'The Bruises Don’t Show': Horrifying Makeup Tutorial for Domestic Violence Survivors Sparks Global Outrage

A Moroccan TV host is helping women hide signs of domestic abuse in perhaps the most disturbing makeup tutorial in recent memory. The program aired on Moroccan TV two days before the U.N. International Day for the Elimination of Violence against Women, and has since sparked global outrage.

“Make sure to use loose powder to fix the makeup so if you have to work throughout the day, the bruises don’t show,” the host, Lilia Mouline, said in Arabic on the show. Like any other makeup tutorial, Mouline compared hues and brands of foundation. But her model was a woman who appeared to have a black eye and bruises on her face. 

“After the beating, this part is still sensitive, so don’t press,” Mouline advised while applying the makeup. “It’s a subject we shouldn’t talk about, but unfortunately that’s what it is. We hope that these beauty tips help you carry on with your normal life," she added.

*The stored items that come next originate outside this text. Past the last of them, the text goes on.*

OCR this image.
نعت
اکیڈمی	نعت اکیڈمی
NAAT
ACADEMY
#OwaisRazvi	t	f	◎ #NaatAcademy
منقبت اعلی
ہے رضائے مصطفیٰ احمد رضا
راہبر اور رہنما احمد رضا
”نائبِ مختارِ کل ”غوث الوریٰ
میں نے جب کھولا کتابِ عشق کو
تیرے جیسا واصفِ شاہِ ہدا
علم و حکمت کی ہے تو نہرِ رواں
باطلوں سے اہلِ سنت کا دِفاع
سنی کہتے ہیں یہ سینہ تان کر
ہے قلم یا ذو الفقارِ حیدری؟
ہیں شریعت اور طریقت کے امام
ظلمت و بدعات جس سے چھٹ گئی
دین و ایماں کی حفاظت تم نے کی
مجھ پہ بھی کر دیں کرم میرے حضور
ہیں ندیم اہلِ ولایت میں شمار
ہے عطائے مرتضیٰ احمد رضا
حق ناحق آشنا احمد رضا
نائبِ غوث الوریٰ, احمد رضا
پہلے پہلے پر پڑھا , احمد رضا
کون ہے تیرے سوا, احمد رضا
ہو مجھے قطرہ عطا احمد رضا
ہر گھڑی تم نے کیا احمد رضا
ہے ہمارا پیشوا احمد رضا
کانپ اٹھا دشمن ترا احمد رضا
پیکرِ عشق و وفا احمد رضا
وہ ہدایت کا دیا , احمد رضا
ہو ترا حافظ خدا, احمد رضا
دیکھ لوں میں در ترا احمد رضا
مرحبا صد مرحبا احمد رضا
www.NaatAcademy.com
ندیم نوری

Over 2,000 people signed a petition which encouraged signatories to demand action from the High Authority of Audiovisual Communication and Moroccan television service 2M. 

“As Moroccan women and as feminist activists in Morocco, and in the name of all Moroccan people, we denounce the message of normalization with violence against women,” the petition said. “We demand severe sanctions against this show, ‘Sabahiyat,’ and the channel 2M. ...Do not cover domestic violence with makeup, condemn the aggressor!” 

While 2M issued an apology on its Facebook page, Mouline has defended the program. 

“We are here to provide solutions to these women who, for a period of two to three weeks, are putting their social life aside while their wounds heal. These women have already been subjected to moral humiliation and do not need to also have others looking at them,” Mouline said.

“Makeup,” Mouline added, “allows women to continue to live normally while waiting for justice.”

At the end of the tutorial on the show, Mouline said she hoped victims of domestic abuse could conceal their abuse so that they could “go to work and do what you have to do.”

The video explained that the women featured in the tutorial were actors and not actual victims of domestic violence. 

According to Human Rights Watch, nearly two-thirds of Moroccan women aged 18-65 have experienced physical, psychological, sexual, or economic violence. Domestic violence is still not a crime in the country.